Clearly, this is a “tale of two cities”; the city of Chicago, troubled, trying to deal with real life gangland issues. Then there’s the Chicago as depicted in the film Chi-Raq. Sure the issue of gangland violence is at the core of the movie, but it loses credence as the film goes on to resemble the tragic comedy that it attempts to recreate.

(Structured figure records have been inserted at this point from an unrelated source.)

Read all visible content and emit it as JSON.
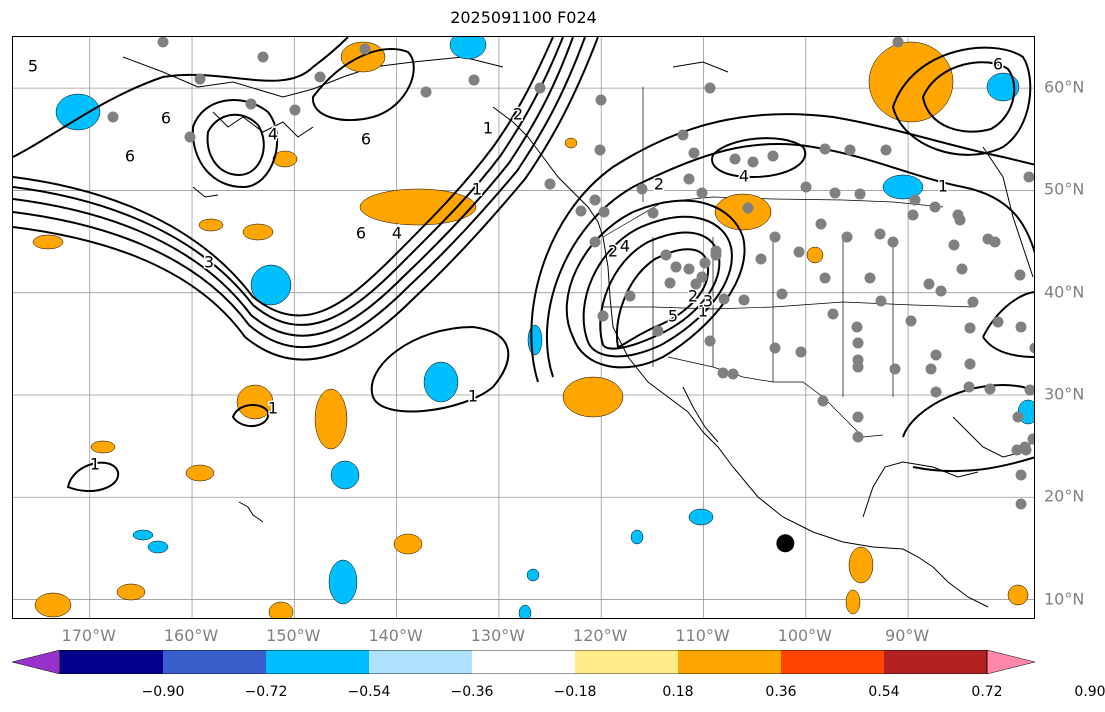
{
  "title": "2025091100 F024",
  "lon_labels": [
    {
      "text": "170°W",
      "lon": -170
    },
    {
      "text": "160°W",
      "lon": -160
    },
    {
      "text": "150°W",
      "lon": -150
    },
    {
      "text": "140°W",
      "lon": -140
    },
    {
      "text": "130°W",
      "lon": -130
    },
    {
      "text": "120°W",
      "lon": -120
    },
    {
      "text": "110°W",
      "lon": -110
    },
    {
      "text": "100°W",
      "lon": -100
    },
    {
      "text": "90°W",
      "lon": -90
    }
  ],
  "lat_labels": [
    {
      "text": "60°N",
      "lat": 60
    },
    {
      "text": "50°N",
      "lat": 50
    },
    {
      "text": "40°N",
      "lat": 40
    },
    {
      "text": "30°N",
      "lat": 30
    },
    {
      "text": "20°N",
      "lat": 20
    },
    {
      "text": "10°N",
      "lat": 10
    }
  ],
  "map_extent": {
    "lon_min": -177.5,
    "lon_max": -77.5,
    "lat_min": 8,
    "lat_max": 65
  },
  "contour_labels": [
    "5",
    "6",
    "6",
    "6",
    "4",
    "1",
    "3",
    "6",
    "4",
    "2",
    "1",
    "2",
    "1",
    "4",
    "2",
    "5",
    "3",
    "2",
    "1",
    "4",
    "1",
    "1",
    "1",
    "6"
  ],
  "station_marker": {
    "lon": -102,
    "lat": 15.5,
    "color": "#000000"
  },
  "colorbar": {
    "ticks": [
      "−0.90",
      "−0.72",
      "−0.54",
      "−0.36",
      "−0.18",
      "0.18",
      "0.36",
      "0.54",
      "0.72",
      "0.90"
    ],
    "colors": [
      "#9932cc",
      "#00008b",
      "#3a5fcd",
      "#00bfff",
      "#b0e2ff",
      "#ffffff",
      "#ffec8b",
      "#ffa500",
      "#ff4500",
      "#b22222",
      "#ff88aa"
    ]
  },
  "colors": {
    "positive": "#ffa500",
    "negative": "#00bfff",
    "station": "#808080",
    "grid": "#999999"
  }
}
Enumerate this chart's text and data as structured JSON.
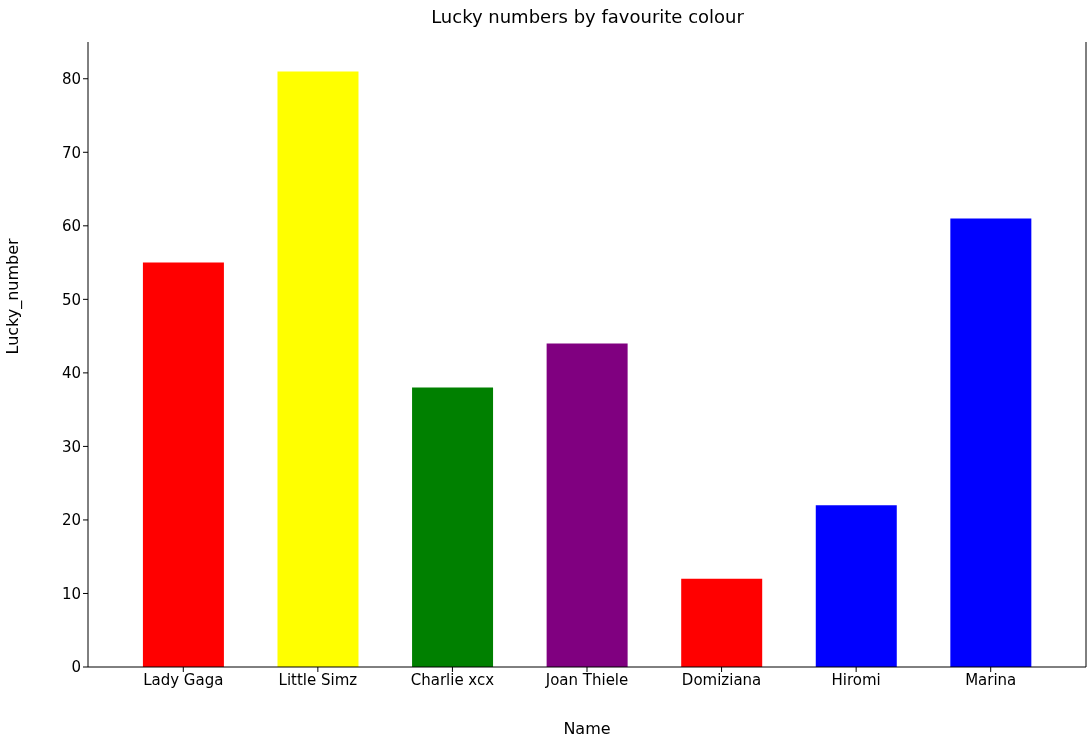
{
  "chart_data": {
    "type": "bar",
    "title": "Lucky numbers by favourite colour",
    "xlabel": "Name",
    "ylabel": "Lucky_number",
    "categories": [
      "Lady Gaga",
      "Little Simz",
      "Charlie xcx",
      "Joan Thiele",
      "Domiziana",
      "Hiromi",
      "Marina"
    ],
    "values": [
      55,
      81,
      38,
      44,
      12,
      22,
      61
    ],
    "colors": [
      "#ff0000",
      "#ffff00",
      "#008000",
      "#800080",
      "#ff0000",
      "#0000ff",
      "#0000ff"
    ],
    "ylim": [
      0,
      85
    ],
    "yticks": [
      0,
      10,
      20,
      30,
      40,
      50,
      60,
      70,
      80
    ],
    "grid": false,
    "legend": false
  }
}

It’s important to see movies that have perked your interest and curiosity; as I did in seeing Chi-Raq. The advantage you have of reading about, or speaking to someone who has seen the film prior, is not only helpful, but a gift. You literally have the upper hand when it comes to deciding what films to watch. So here’s my gift. Chi-Raq, with all its best intentions, doesn’t make grade.

Gregory Morgan


About the Author

qotsm


3 Comments


  1.  
    Diandra

    I personally didn’t see the movie, nor did I want to see it. I live in the city and watch the news daily. The previews didn’t depict anything that’s seen or heard daily. I think the movie should have been entitled something else.




  2.  
    Kathy Hey

    Excellent insight. I grew up on the South Side as well. If this film was supposed to illuminate and give voice- it was an epic fail. I like Spike but he should stick to Brooklyn.




  3.  
    Carla Sprattling

    I have yet to watch Chi-raq because I didn’t want to view a movie that didn’t truly being forth dialogue and discussion to help change the tragic events happening in Chicago. After reading this review, which was great, I’m even less inclined to watch it. Greg, your review on this movie is well written and I can definitely appreciate your view as someone from Chicago.